Social and Political Implications of Household Work Strategies, 1978-1983

Creator

Wallace, C. D., University of Kent at Canterbury, Faculty of Social Sciences
Pahl, R. E., University of Kent at Canterbury, Faculty of Social Sciences

Study number / PID

4876 (UKDA)

10.5255/UKDA-SN-4876-1 (DOI)

Data access

Restricted

Series

Not available

Abstract

Abstract copyright UK Data Service and data collection copyright owner.


This is a mixed methods collection.

This study is available via the UK Data Service QualiBank, an online tool for browsing, searching and citing the content of selected qualitative data collections held at the UK Data Service.

The collection includes original material from three related studies: Isle of Sheppey Survey, 1981 (SS81); The Social and Political Implications of Household Work Strategies, 1982 (HWS) and 1983 (HWS83); as well as the small pilot study of 1978 (HWS PIL). These projects examined the way in which households in a selected local labour market deployed their collective time, energies and resources to get work done. Work may be done in the formal economy as employment, in the house as domestic work, and, more informally, as a favour or for cash. The effect of opportunities for full or part-time work on the relative balance between these different kinds of work was explored. The 1982 and 1983 studies used a sub-sample of the much larger 1981 survey of householders.

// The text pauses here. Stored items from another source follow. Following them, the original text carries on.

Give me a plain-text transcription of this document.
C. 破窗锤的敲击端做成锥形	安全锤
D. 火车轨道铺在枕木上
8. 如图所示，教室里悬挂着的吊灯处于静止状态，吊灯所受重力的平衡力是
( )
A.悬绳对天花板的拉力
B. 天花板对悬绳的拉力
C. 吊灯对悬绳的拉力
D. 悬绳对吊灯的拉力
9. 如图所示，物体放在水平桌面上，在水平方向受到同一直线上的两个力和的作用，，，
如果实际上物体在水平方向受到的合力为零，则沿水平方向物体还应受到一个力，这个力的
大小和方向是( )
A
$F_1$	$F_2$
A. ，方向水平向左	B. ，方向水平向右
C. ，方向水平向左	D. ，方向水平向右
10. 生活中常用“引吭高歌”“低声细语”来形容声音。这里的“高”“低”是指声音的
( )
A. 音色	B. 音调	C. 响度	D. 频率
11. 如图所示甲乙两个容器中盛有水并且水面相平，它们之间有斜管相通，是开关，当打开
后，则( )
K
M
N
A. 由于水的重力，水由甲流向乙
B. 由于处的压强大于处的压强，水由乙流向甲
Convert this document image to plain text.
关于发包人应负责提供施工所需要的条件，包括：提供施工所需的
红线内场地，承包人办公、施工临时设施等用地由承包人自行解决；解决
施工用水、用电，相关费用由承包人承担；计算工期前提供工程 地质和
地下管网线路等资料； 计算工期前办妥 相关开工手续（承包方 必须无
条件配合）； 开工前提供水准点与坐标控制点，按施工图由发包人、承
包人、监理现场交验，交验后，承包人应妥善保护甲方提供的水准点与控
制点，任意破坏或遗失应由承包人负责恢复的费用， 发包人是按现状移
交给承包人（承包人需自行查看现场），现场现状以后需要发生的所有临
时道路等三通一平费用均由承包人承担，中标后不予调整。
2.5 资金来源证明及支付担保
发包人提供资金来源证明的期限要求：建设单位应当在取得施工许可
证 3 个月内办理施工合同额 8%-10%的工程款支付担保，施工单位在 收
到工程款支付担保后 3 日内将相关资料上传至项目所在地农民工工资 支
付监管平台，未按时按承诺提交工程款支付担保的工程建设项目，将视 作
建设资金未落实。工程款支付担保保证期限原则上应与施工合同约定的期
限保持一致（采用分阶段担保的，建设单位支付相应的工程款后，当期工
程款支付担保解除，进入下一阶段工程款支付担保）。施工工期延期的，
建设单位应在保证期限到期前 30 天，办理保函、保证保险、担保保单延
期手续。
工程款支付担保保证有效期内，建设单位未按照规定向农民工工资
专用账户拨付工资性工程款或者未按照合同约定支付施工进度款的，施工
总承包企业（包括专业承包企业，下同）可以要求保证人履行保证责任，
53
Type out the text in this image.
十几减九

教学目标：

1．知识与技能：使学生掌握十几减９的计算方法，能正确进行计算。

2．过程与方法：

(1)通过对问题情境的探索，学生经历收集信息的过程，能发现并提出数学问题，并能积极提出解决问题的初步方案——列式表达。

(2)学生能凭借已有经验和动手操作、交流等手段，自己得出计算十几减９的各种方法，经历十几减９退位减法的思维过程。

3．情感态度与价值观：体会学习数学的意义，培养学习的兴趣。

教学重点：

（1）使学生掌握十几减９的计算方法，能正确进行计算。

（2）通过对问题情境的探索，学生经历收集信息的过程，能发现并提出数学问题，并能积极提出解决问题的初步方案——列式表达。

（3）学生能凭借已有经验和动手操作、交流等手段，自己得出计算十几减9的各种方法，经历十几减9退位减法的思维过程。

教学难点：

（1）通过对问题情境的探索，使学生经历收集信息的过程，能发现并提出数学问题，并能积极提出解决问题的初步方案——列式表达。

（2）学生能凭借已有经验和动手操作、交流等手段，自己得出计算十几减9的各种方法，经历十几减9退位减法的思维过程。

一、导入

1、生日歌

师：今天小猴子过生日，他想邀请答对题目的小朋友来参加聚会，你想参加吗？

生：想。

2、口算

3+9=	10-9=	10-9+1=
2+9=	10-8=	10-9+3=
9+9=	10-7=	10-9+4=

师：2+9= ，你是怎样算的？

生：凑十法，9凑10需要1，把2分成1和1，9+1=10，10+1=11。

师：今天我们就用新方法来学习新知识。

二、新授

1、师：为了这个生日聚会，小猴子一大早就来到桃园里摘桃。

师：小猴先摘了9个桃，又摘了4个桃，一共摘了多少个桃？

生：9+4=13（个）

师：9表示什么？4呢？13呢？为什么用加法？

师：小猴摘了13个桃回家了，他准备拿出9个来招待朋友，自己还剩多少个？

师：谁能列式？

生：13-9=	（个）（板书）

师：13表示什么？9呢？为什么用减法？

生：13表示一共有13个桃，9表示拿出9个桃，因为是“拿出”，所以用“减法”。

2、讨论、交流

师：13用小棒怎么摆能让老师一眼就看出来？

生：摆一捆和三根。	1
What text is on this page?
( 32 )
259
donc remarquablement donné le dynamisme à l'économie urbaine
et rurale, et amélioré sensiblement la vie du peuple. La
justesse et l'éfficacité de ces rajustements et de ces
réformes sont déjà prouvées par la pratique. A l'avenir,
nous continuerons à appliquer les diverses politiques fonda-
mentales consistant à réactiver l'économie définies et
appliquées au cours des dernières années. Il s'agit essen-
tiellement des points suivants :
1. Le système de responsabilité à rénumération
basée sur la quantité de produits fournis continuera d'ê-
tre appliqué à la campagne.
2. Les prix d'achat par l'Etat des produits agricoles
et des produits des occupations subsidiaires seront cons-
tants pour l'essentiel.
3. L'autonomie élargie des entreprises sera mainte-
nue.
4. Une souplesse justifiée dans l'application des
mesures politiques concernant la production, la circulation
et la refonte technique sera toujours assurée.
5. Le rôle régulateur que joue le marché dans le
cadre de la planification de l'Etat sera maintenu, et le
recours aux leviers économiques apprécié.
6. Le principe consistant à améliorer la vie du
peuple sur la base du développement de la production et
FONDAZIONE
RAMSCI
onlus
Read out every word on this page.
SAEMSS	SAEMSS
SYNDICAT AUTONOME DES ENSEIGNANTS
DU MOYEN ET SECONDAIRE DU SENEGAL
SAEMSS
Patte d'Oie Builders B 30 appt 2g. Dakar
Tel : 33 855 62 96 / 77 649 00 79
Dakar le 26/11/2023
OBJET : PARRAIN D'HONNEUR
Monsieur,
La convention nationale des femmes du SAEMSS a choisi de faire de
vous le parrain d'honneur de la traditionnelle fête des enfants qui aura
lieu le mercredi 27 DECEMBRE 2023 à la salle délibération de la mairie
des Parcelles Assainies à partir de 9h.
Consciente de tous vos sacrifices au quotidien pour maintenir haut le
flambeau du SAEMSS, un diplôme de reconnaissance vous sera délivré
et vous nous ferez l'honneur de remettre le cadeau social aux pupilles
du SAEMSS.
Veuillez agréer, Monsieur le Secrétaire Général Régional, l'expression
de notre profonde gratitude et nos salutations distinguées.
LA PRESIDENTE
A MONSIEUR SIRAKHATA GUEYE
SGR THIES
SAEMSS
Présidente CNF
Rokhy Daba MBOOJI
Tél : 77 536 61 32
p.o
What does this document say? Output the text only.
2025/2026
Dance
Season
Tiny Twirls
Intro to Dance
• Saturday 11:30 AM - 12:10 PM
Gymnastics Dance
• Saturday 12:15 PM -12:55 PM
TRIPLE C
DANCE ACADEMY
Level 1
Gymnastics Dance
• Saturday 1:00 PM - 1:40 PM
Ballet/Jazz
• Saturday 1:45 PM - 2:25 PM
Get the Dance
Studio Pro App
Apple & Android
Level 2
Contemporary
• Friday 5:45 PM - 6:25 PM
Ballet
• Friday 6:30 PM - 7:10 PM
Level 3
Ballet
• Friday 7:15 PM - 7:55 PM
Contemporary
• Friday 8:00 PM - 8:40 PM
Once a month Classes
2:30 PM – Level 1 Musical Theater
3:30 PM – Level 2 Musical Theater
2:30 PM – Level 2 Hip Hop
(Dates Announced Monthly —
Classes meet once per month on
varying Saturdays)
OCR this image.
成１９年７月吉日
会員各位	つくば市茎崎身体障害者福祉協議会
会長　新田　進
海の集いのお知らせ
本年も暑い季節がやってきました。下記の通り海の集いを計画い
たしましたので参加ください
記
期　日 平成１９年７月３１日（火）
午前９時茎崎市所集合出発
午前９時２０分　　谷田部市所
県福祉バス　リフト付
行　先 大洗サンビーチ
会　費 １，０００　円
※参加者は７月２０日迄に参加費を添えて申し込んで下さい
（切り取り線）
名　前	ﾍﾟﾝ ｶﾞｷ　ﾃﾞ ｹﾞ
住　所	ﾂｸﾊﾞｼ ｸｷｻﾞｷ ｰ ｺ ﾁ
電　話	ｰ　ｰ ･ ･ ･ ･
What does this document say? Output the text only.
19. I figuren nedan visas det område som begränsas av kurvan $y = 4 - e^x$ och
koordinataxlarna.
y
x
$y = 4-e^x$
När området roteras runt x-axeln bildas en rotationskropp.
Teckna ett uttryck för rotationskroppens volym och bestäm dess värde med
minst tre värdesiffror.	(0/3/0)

The collection comprises: 951 questionnaire extracts; 20 other questionnaires; 64 audio-cassette tapes; 34 transcripts; and 29 thematically organised transcripts. At the moment only 7 interviews are available for download. The remainder are available in paper from National Social Policy and Social Change Archive. Albert Sloman Library Special Collections, University of Essex. Users should contact the UK Data Service in the first instance.

Main Topics:

Household work strategies; household; family life; community life; labour and employment; unemployment; home-based work; casual employment; employment opportunities; subsidiary employment; neighbours; political behaviour; political allegiance; kinship; income.

Methodology

Data collection period

01/01/1978 - 01/01/1983

Country

England

Time dimension

Original survey, Cross-sectional study with subsequent follow-up studies.

Analysis unit

Individuals
Families/households
Subnational

Universe

Households on the Isle of Sheppey, Kent

Sampling procedure

Simple random sample
One-stage stratified or systematic random sample

Kind of data

Text

Data collection mode

Face-to-face interview

Funding information

Grant number

HR7415

Access

Publisher

UK Data Service

Publication year

2004

Terms of data access

The Data Collection is available to UK Data Service registered users subject to the End User Licence Agreement.